On October 6, 2011, Murray was signed to a try-out contract with the St. John's IceCaps of the AHL. After establishing a role within the IceCaps to start the 2011–12 season, Murray was signed to a year-long contract on December 6, 2011. In his final professional season before retirement he finished the season as the IceCaps leader in penalty minutes and was awarded as the first ever winner of the fans choice award.

==Career statistics==
===Regular season and playoffs===
| | | Regular season | | Playoffs | | | | | | | | |
| Season | Team | League | GP | G | A | Pts | PIM | GP | G | A | Pts | PIM |
| 1997–98 | Regina Pats | WHL | 4 | 0 | 0 | 0 | 2 | 2 | 0 | 0 | 0 | 0 |
| 1998–99 | Regina Pats | WHL | 60 | 3 | 5 | 8 | 101 | — | — | — | — | — |
| 1999–2000 | Regina Pats | WHL | 68 | 14 | 26 | 40 | 155 | 7 | 1 | 1 | 2 | 7 |
| 2000–01 | Regina Pats | WHL | 72 | 28 | 16 | 44 | 183 | 6 | 1 | 1 | 2 | 10 |
| 2001–02 | Regina Pats | WHL | 62 | 33 | 30 | 63 | 154 | 6 | 2 | 3 | 5 | 9 |
| 2001–02 | Hartford Wolf Pack | AHL | 4 | 0 | 0 | 0 | 0 | 9 | 1 | 3 | 4 | 6 |
| 2002–03 | Hartford Wolf Pack | AHL | 64 | 10 | 14 | 24 | 121 | 2 | 0 | 0 | 0 | 6 |
| 2003–04 | Hartford Wolf Pack | AHL | 63 | 11 | 11 | 22 | 159 | 16 | 0 | 4 | 4 | 29 |
| 2003–04 | New York Rangers | NHL | 20 | 1 | 0 | 1 | 24 | — | — | — | — | — |
| 2004–05 | Hartford Wolf Pack | AHL | 55 | 4 | 5 | 9 | 182 | 5 | 1 | 0 | 1 | 8 |
| 2005–06 | Hamilton Bulldogs | AHL | 26 | 1 | 1 | 2 | 46 | — | — | — | — | — |
| 2005–06 | Montreal Canadiens | NHL | 36 | 5 | 1 | 6 | 44 | 6 | 0 | 0 | 0 | 0 |
| 2006–07 | Montreal Canadiens | NHL | 43 | 2 | 1 | 3 | 32 | — | — | — | — | — |
| 2007–08 | Montreal Canadiens | NHL | 1 | 0 | 0 | 0 | 0 | — | — | — | — | — |
| 2007–08 | Florida Panthers | NHL | 6 | 0 | 0 | 0 | 19 | — | — | — | — | — |
| 2008–09 | San Antonio Rampage | AHL | 64 | 11 | 10 | 21 | 146 | — | — | — | — | — |
| 2008–09 | Phoenix Coyotes | NHL | 10 | 0 | 0 | 0 | 12 | — | — | — | — | — |
| 2009–10 | Abbotsford Heat | AHL | 80 | 9 | 22 | 31 | 169 | 13 | 1 | 2 | 3 | 34 |
| 2010–11 | Victoria Salmon Kings | ECHL | 8 | 2 | 1 | 3 | 23 | — | — | — | — | — |
| 2010–11 | Manitoba Moose | AHL | 55 | 6 | 5 | 11 | 90 | 13 | 0 | 1 | 1 | 42 |
| 2011–12 | St.
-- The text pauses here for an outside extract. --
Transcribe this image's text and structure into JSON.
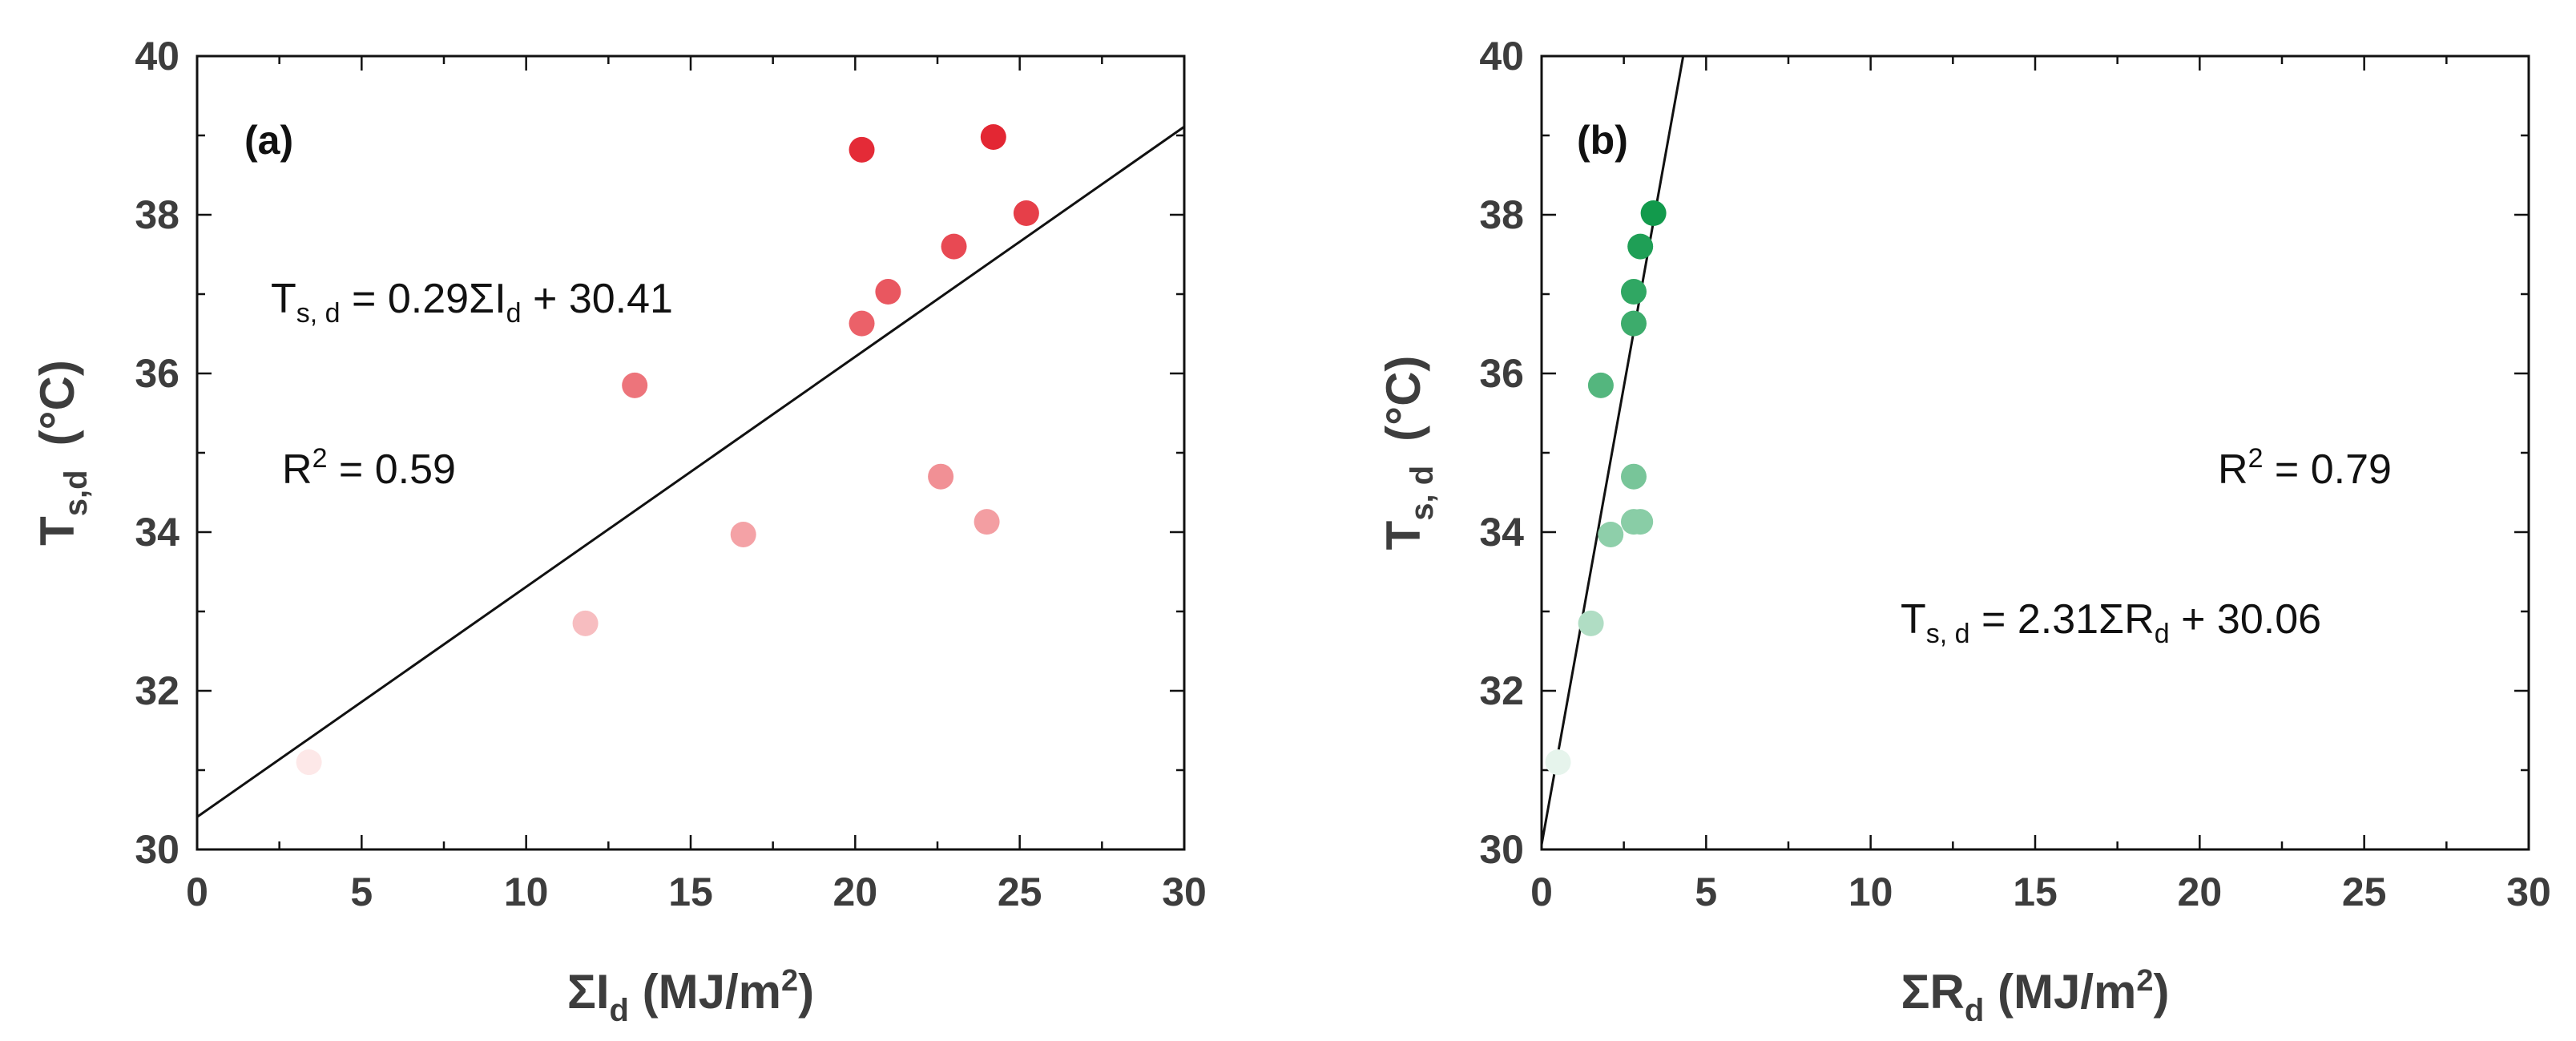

John's IceCaps | AHL | 62 | 3 | 10 | 13 | 112 | 15 | 1 | 3 | 4 | 29 |
| AHL totals | 473 | 55 | 78 | 133 | 1025 | 73 | 4 | 13 | 17 | 154 | | |
| NHL totals | 116 | 8 | 2 | 10 | 131 | 6 | 0 | 0 | 0 | 0 | | |

===International===
| Year | Team | Event | Result | | GP | G | A | Pts | PIM |
| 2002 | Canada | WJC | 2 | 7 | 3 | 3 | 6 | 12 | |
| Junior totals | 7 | 3 | 3 | 6 | 12 | | | | |

==Transactions==
- Traded to Montreal by New York Rangers for Marcel Hossa, September 30, 2005.
- Claimed off waivers by Florida from Montreal, November 13, 2007.
- Signed as a free agent by Phoenix, July 18, 2008.
- Signed as a free agent by Calgary, July 1, 2009.